Because of how late he was to traditional training, Raftis thinks even things like some of the athletic movements other players have worked on from an early age are still coming for Brady, too.
That’s where Nichol’s help comes in. Nichol believes he can “accomplish the same goals that we would normally do at a gym with barbells, and dumbbells and machines” and that “he’s got huge runway still.” But he also believes that to find that next level “some of that can be found now for him in the gym.”
“They were worried: ‘Is he going to be able to still be at home and be on the farm and accomplish his goals?’ I made sure that they knew that that was absolutely possible. And then it was a matter of saying, ‘OK, how can we make it fit into his life?’” Nichol said. “The narrative on him was that he’d never worked out and I think he’d probably worked out more than most kids his age, just not in a gym.”
For Brady, it’ll be about marrying the two moving forward. “There’s a really special quality about Brady and a lot of it has to do with his upbringing and his family life and life on the farm. I think that it’s a really cool story, but I think that it’s more than just a really cool story — I think there’s a lot of intangible benefits to the lifestyle that he leads.
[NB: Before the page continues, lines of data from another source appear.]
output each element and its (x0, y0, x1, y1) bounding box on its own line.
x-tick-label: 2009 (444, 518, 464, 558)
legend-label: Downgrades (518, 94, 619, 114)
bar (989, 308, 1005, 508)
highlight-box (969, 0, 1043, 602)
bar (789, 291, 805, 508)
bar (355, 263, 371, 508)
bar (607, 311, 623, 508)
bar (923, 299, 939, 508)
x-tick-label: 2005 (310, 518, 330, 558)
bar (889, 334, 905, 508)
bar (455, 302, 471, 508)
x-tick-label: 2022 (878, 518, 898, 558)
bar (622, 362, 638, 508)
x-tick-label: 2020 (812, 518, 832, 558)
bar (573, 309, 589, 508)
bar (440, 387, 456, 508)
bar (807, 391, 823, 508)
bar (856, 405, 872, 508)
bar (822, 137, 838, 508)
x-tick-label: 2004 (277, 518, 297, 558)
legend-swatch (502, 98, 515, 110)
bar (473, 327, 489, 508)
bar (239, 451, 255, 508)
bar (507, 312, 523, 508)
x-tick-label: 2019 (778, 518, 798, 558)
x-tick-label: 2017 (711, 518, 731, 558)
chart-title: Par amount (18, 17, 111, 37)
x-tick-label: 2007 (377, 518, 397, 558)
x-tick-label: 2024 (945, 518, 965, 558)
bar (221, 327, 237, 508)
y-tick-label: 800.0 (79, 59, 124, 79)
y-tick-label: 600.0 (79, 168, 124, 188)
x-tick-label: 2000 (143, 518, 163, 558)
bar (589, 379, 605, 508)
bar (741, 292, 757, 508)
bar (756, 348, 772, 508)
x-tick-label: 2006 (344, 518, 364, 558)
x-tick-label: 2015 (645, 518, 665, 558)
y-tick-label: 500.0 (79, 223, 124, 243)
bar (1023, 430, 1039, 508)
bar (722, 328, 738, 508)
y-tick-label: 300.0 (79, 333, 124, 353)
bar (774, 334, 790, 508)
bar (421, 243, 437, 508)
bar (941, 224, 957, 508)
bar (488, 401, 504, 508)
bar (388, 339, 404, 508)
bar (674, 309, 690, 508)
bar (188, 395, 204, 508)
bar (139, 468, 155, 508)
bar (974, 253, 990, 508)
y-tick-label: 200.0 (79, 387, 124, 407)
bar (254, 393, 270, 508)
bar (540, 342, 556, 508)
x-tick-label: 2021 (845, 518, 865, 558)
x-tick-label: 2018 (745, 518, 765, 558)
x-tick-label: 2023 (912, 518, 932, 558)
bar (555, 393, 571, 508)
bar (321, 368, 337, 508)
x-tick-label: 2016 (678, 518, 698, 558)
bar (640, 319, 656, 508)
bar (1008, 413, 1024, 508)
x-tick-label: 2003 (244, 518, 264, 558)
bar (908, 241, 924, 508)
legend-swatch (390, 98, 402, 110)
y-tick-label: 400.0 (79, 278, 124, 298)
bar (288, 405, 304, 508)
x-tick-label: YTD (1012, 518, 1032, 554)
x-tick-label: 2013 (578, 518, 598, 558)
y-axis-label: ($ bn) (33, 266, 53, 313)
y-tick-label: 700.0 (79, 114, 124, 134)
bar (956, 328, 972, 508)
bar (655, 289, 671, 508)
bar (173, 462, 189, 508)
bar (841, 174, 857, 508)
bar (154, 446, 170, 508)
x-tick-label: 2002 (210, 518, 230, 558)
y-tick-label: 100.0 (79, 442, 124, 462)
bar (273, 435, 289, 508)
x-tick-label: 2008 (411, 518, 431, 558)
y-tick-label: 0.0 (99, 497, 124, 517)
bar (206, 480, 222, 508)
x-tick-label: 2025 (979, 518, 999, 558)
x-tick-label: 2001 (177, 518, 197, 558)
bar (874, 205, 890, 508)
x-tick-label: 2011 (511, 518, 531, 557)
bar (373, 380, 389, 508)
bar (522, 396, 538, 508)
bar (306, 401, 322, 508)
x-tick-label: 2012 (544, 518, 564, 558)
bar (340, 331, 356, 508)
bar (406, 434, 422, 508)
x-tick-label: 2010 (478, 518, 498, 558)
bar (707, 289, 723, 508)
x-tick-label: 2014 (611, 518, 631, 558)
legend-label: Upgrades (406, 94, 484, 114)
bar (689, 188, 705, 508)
So I didn’t want to lose that and I didn’t want to throw the baby out with the bath water,” Nichol said. “The idea was: ‘How do we slowly start to introduce some of the more traditional types of training but don’t lose all of the fantastic benefits that he has gotten from this incredible lifestyle that he lives on the farm that is spilling over into his hockey game.’”
Nichol, Raftis and Dean all believe he’ll find the right balance.
Ertel knows it and believes Brady’s “going to have a massive impact on some NHL team” as a top-six center who could start his career lower in a lineup but will play his way up.
Like Ertel, Dean also talks about a special kid. “The kid’s a f—ing great kid, like a really great kid,” Dean said.
That kid says he has no plans to stop chipping in at the farm moving forward, either, though he admits next summer will be busier than most — what with the NHL Draft and rookie camps.
The farm will always be in his game, too.
“I think that’s why I play like I do,” Brady said. “My dad always told me hard work is the biggest thing and if you’re working hard good things will come. I think the biggest part of my game is my engine and my work ethic.”
And when it’s all said and done, Nichol hopes that he’ll show other kids they can chase their hockey dreams a little differently. “I feel like guys like me are partly to blame for this idea that you’ve got to be doing the latest and greatest cutting edge training or whatever and I think that so many guys for years and years and years have gotten strong and fit without all of this fancy stuff so it’s really nice to see a kid like that that can inspire some of those kids,” Nichol finished.